I’m going to ask each of you to do something today. Not for me but for you. Sit down and write a note, text, email, letter, etc ... to a coach or teacher who really made an impact on you. All of us have someone or several someones who have.
Saturday morning Estero High School track and cross country coach Jeff Sommer died of unknown causes. The Naples Daily News reported that it happened during his girls 4x800-meter relay squad state title win at the Florida state track meet.
Why am I writing about a guy from Southwest Florida? Because Sommer impacted my life and the lives of several hundred if not thousands of kids.
You may not know Jeff Sommer, but you know someone like him.
In 20 years of sports writing I’ve met plenty of tough-love coaches. Most of them are quite familiar with the tough part and occasionally familiar with the latter.
I remember watching an intense interval track workout in sticky, sweltering August weather. His cross country squad had captured the 1997 state crown by the narrowest of margins and he didn’t think his charges were having a good workout.
After the next to last interval, one of the runners slumped to the ground. Sommer waited, staring intensely, or at least I think so, because he almost always wore sunglasses. As much to shield the sun as to shield his athletes from the withering glare he could deliver.
After about 30 seconds, he tore into his runners. Not because they weren’t hitting their times, but because not one of them had gone over to help their teammate.
While Sommer never actually coached me, I covered Estero High School when I became the Bontia Banner’s Sports Editor. I was young and still had the crazy dream of recapturing some of my former running glory.
I ran some workouts with his teams. It wasn’t easy. I got smoked by most of the boys, at least the good ones. And he didn’t let up on me.
If I was slacking, he let me know it.
But a few months later when I had a softball-sized tumor cut out of my left hip and he saw me watching practice while utilizing a pair of crutches, he made sure to come talk to me.
He asked how I was doing and immediately started talking with me about my rehab plan and wondering how long it would be before I could run with the kids again. In short, he cared.
The man could deliver the most amazing pre-game pep talks.
I got to witness one, but rumor has it I didn’t see some of the best.
In fact, the Estero girls soccer coach asked Sommer to give a pregame speech four times in four years. Each speech came before a game the Wildcats had to win to reach the state playoffs. Each time, they were decided underdogs. Each time, they won.
Let me put it this way. If I had to pick one person to give the perfect pregame or halftime speech to send a team out on the field ready to do anything it took to win, I’d call Sommer.
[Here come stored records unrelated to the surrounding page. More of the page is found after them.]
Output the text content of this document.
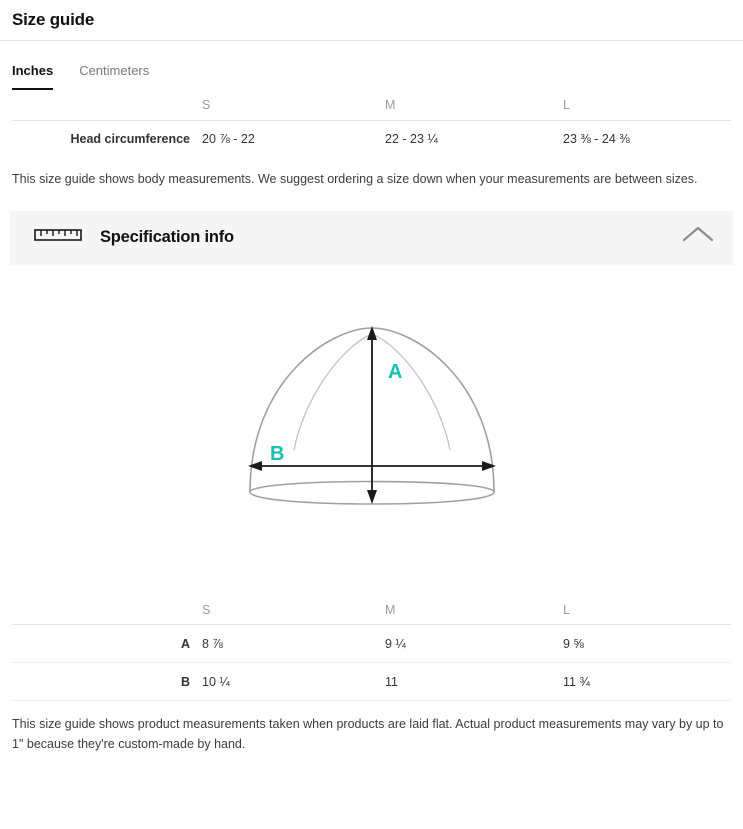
Size guide
Inches Centimeters
	S	M	L
Head circumference	20 ⅞ - 22	22 - 23 ¼	23 ⅜ - 24 ⅜
This size guide shows body measurements. We suggest ordering a size down when your measurements are between sizes.
Specification info
A
B
	S	M	L
A	8 ⅞	9 ¼	9 ⅝
B	10 ¼	11	11 ¾
This size guide shows product measurements taken when products are laid flat. Actual product measurements may vary by up to 1" because they're custom-made by hand.
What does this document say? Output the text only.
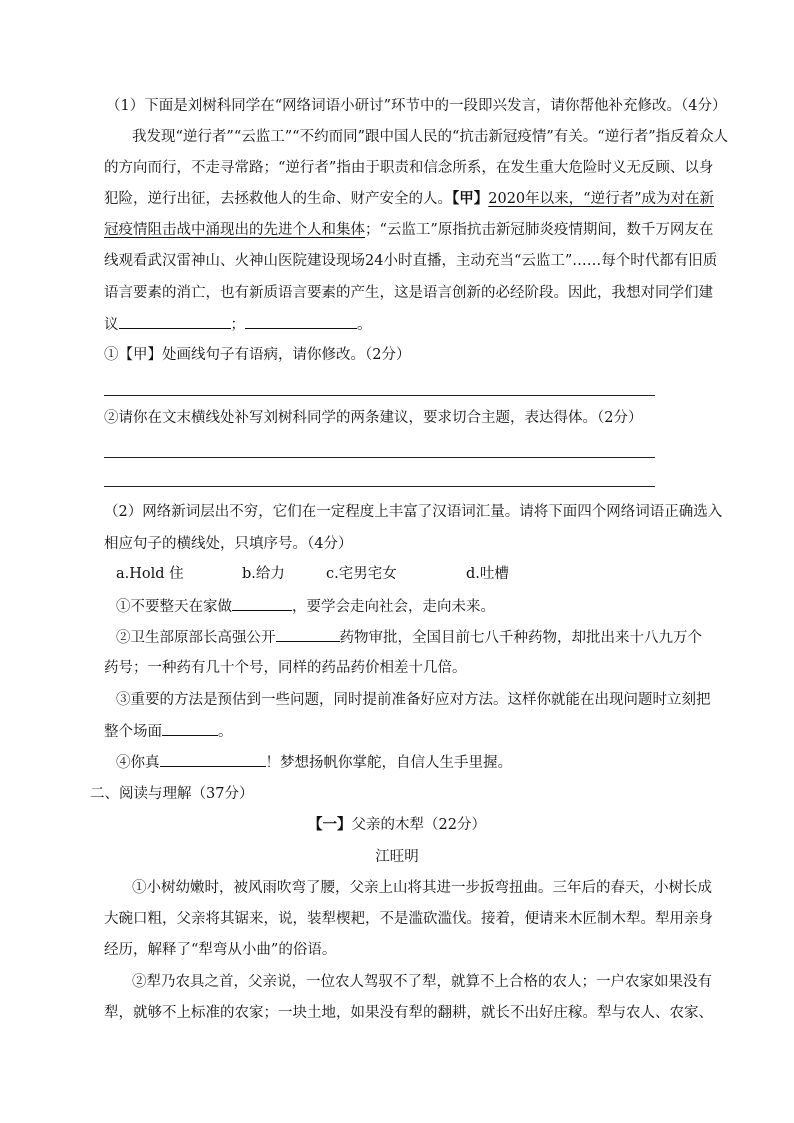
（1）下面是刘树科同学在“网络词语小研讨”环节中的一段即兴发言，请你帮他补充修改。（4分）
我发现“逆行者”“云监工”“不约而同”跟中国人民的“抗击新冠疫情”有关。“逆行者”指反着众人
的方向而行，不走寻常路；“逆行者”指由于职责和信念所系，在发生重大危险时义无反顾、以身
犯险，逆行出征，去拯救他人的生命、财产安全的人。【甲】2020年以来，“逆行者”成为对在新
冠疫情阻击战中涌现出的先进个人和集体；“云监工”原指抗击新冠肺炎疫情期间，数千万网友在
线观看武汉雷神山、火神山医院建设现场24小时直播，主动充当“云监工”……每个时代都有旧质
语言要素的消亡，也有新质语言要素的产生，这是语言创新的必经阶段。因此，我想对同学们建
议	；	。
①【甲】处画线句子有语病，请你修改。（2分）
②请你在文末横线处补写刘树科同学的两条建议，要求切合主题，表达得体。（2分）
（2）网络新词层出不穷，它们在一定程度上丰富了汉语词汇量。请将下面四个网络词语正确选入
相应句子的横线处，只填序号。（4分）
a.Hold 住	b.给力	c.宅男宅女	d.吐槽
①不要整天在家做	，要学会走向社会，走向未来。
②卫生部原部长高强公开	药物审批，全国目前七八千种药物，却批出来十八九万个
药号；一种药有几十个号，同样的药品药价相差十几倍。
③重要的方法是预估到一些问题，同时提前准备好应对方法。这样你就能在出现问题时立刻把
整个场面	。
④你真	！梦想扬帆你掌舵，自信人生手里握。
二、阅读与理解（37分）
【一】父亲的木犁（22分）
江旺明
①小树幼嫩时，被风雨吹弯了腰，父亲上山将其进一步扳弯扭曲。三年后的春天，小树长成
大碗口粗，父亲将其锯来，说，装犁楔耙，不是滥砍滥伐。接着，便请来木匠制木犁。犁用亲身
经历，解释了“犁弯从小曲”的俗语。
②犁乃农具之首，父亲说，一位农人驾驭不了犁，就算不上合格的农人；一户农家如果没有
犁，就够不上标准的农家；一块土地，如果没有犁的翻耕，就长不出好庄稼。犁与农人、农家、
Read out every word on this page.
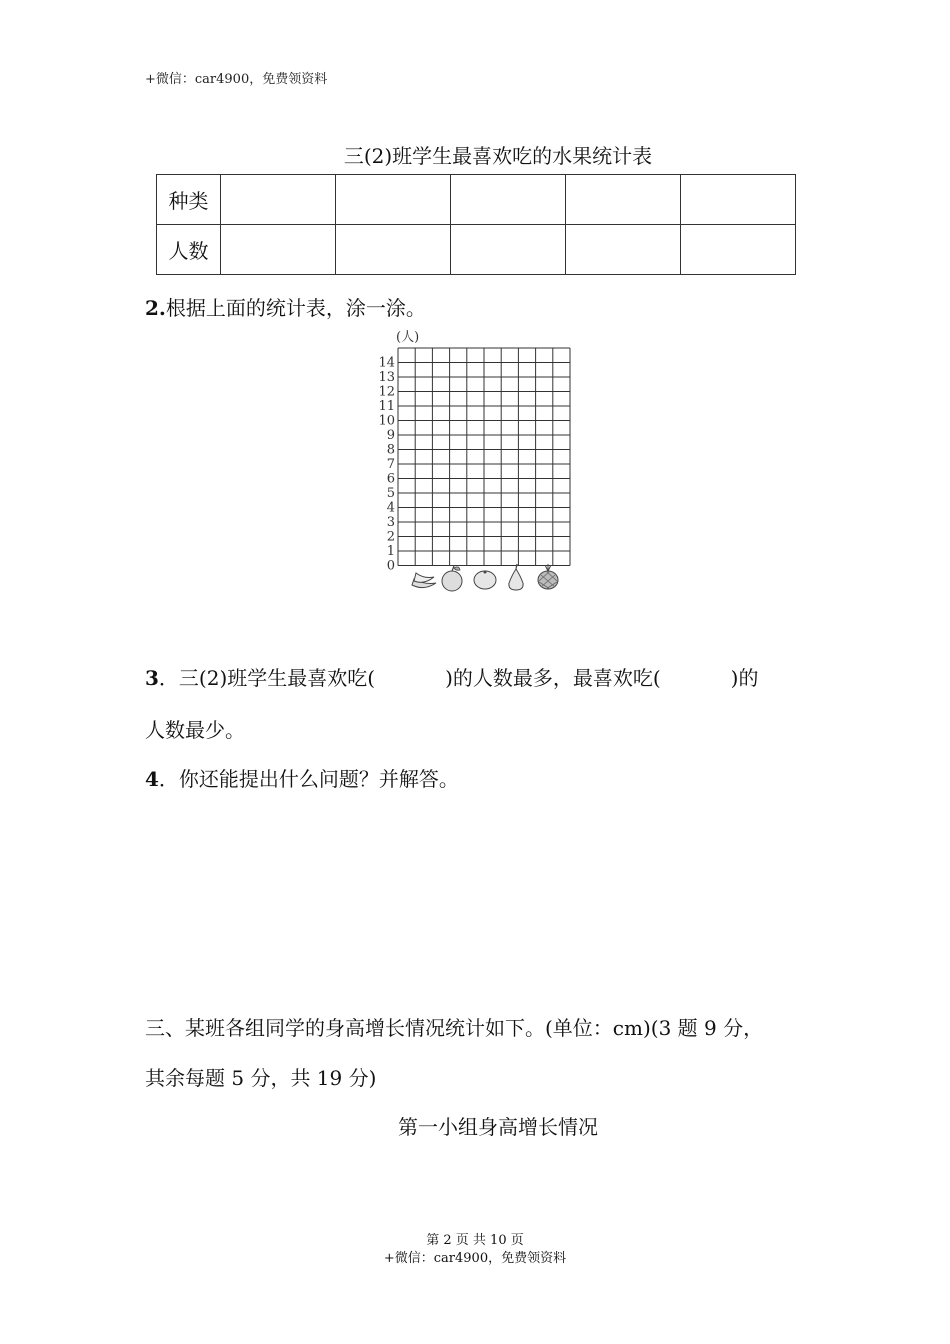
+微信：car4900，免费领资料
三(2)班学生最喜欢吃的水果统计表
种类					
人数					
2.根据上面的统计表，涂一涂。
(人)
0
1
2
3
4
5
6
7
8
9
10
11
12
13
14
3．三(2)班学生最喜欢吃(	)的人数最多，最喜欢吃(	)的
人数最少。
4．你还能提出什么问题？并解答。
三、某班各组同学的身高增长情况统计如下。(单位：cm)(3 题 9 分，
其余每题 5 分，共 19 分)
第一小组身高增长情况
第 2 页 共 10 页
+微信：car4900，免费领资料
When I covered Estero, Sommer still ran with the kids. And I’m not talking jogging around in the back of the pack. He ran hard. He didn’t win, but he worked and sweated with his athletes. He didn’t give them the chance to complain, because he did the exact same stuff they were supposed to do only he was about 25 years older.
I was also there in his hospital room a couple of years later after he suffered a heart attack during a 10-mile training run. It scared the heck out him, his family, his athletes and me. How a guy who was running 30- to 40-mile weeks and turning great times could almost die, shocked us all.
The doctors said it was hereditary. He had a blockage and if he hadn’t been in as good of shape, he would’ve died. He changed his eating habits. He got a new lease on life.
In all honesty, I could tell another half dozen stories about him, and I’m sure there are tons of others who could do the same.
In some ways it seems fitting, that if he were to pass on it would come as he implored his athletes to win a state title. What isn’t fitting is so many of us who he influenced didn’t get to say goodbye.
A few years ago, I dropped him a line congratulating him on winning another state title. As usual, he brushed it off talking about how much it meant to the kids. I have no clue how many state rings he has, but he’d never tell you.
It wasn’t about hardware, trophies or titles with him. It was about making kids better and helping them reach their potential.
One last story sticks out in my mind.
Sommer talked about one of his freshman runners getting lapped in the district two mile. An opposing coach had tried to pull the kid off the track. Sommer refused, saying the kid should get to finish the race.
The kid worked hard and by the time he was a senior, he was lapping kids as he won the district two mile and played a key role on that state championship cross country team. That made Sommer happier than any ring ever would.
He closed out his message to me by saying I was the man and he appreciated everything I did for him and his teams.
And I close this out by writing what I wish I could have written to him.
No coach. You are the man. Thank you for all you’ve done for the kids and thank you for all you did for me. Maybe this will get me off my rear and running again, and I know that would put a big smile on your face.
Now it’s your turn. Write that note, now. Because if you don’t do it now, you may not get the chance later.